Przede wszystkim o kompostowniku może pomyśleć każdy z nas i mieszkanie absolutnie nas nie dyskwalifikuje. Po pierwsze kompostowniki, które możemy nabyć w sklepach mają coraz bardziej stylowy design i mogą całkiem ładnie wkomponować się w entourage naszego balkonu lub kuchni.
Co wrzucać do kompostownika?
Jeśli wybierzesz już odpowiedni dla siebie, pasujący do Twojego wnętrza kompostownik, możesz zacząć go zapełniać. I tu warto, żebyś wiedziała w jaki sposób to robić, aby kompostownik służył przez długie lata, żeby nie gnił, nie wydobywał się z niego nieprzyjemny zapach i aby nie zbierały się nad nim muszki owocówki. Czym więc zapełnić kompostownik?
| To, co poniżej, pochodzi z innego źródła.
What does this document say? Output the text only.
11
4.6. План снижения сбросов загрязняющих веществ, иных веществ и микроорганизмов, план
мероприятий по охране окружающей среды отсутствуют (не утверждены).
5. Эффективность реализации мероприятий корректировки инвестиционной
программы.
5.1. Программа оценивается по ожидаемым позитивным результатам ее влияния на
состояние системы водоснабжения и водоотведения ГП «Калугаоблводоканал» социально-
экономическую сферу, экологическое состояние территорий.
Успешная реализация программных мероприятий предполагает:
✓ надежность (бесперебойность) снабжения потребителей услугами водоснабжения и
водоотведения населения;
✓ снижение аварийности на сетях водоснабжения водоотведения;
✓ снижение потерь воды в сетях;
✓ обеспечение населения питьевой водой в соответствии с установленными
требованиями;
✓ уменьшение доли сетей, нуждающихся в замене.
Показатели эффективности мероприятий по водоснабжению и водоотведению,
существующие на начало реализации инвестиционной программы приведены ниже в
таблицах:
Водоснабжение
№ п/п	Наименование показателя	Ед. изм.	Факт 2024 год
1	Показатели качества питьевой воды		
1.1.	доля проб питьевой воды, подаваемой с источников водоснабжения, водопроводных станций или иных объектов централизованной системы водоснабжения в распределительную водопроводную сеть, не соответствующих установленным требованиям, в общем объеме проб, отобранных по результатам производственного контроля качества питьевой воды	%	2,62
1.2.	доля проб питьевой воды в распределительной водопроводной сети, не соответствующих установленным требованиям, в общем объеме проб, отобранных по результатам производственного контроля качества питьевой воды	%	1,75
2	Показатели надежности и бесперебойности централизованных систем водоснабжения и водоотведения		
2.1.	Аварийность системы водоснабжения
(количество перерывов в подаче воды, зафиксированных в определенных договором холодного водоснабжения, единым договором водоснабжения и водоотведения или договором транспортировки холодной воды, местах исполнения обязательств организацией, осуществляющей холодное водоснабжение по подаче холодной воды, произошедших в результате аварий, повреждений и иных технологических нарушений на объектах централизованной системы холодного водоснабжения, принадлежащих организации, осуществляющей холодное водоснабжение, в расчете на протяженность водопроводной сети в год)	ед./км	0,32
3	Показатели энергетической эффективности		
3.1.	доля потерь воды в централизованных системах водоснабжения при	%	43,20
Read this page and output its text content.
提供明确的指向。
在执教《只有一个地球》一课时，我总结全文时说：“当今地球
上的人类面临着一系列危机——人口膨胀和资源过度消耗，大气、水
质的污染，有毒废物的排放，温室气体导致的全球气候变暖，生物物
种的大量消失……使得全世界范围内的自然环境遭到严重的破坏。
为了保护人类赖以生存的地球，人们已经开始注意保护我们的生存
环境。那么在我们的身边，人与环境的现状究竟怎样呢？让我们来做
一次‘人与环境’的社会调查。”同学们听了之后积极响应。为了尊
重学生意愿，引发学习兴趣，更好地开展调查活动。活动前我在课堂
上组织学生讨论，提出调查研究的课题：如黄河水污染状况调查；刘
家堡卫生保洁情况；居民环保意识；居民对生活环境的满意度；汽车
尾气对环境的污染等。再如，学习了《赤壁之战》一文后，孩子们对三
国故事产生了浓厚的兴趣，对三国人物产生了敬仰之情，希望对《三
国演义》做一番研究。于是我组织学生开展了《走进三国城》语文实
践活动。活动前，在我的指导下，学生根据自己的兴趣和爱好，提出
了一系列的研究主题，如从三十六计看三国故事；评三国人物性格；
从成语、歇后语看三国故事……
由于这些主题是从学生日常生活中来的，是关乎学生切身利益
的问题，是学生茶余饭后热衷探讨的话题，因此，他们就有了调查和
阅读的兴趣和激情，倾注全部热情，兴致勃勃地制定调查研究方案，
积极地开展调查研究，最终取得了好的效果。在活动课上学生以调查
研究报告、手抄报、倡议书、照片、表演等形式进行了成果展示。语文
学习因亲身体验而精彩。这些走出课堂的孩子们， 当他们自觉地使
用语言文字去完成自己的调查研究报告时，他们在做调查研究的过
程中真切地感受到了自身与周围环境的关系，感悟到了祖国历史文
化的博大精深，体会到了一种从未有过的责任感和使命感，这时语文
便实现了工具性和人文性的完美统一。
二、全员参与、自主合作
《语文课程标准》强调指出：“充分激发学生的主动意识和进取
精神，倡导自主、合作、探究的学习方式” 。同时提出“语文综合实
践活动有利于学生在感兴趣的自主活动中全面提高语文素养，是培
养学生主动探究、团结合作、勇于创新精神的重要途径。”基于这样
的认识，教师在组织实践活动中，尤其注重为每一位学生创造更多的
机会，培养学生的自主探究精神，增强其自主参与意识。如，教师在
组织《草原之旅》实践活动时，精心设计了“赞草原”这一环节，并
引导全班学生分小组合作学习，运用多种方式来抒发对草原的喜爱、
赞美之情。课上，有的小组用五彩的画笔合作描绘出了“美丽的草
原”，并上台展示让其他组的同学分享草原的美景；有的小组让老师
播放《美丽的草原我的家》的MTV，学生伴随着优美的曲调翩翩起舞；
Wrzuć do kompostownik trochę kartonu i szarego naturalnego papieru, następnie uzupełnij rozdrobnionymi i pokrojonymi na drobne kawałki obierkami, resztkami warzyw, skorupkami z jajek, chwastami z ogrodu lub balkonowych donic, suchymi liśćmi lub zwiędłymi częściami roślin balkonowych, fusami z kawy i herbaty. Całość możesz przysypać ziemią, która uchroni nasz kompostownik przed uciążliwymi muszkami. Do tak przygotowanego kompostownika możesz wpuścić dżdżownice kalifornijskie, które żywią się rozkładającą materią organiczną, wytwarzając w ten sposób biohumus z własnych odchodów. Taki rodzaj kompostowania to wermikompostowanie czyli uzyskiwanie kompostu z rozkładającej się materii organicznej przy udziale robaków. Biohumus stanowi bardzo ważny składnik żyznej gleby, który możemy wykorzystać do swoich domowych kwiatów lub ogrodowych upraw. Warunkiem wytworzenia biohumusu przez dżdżownice jest dostęp do powietrza, odpowiednia wilgotność i właściwie dobrany pokarm dla naszych pierścienic czyli odpady kuchenne.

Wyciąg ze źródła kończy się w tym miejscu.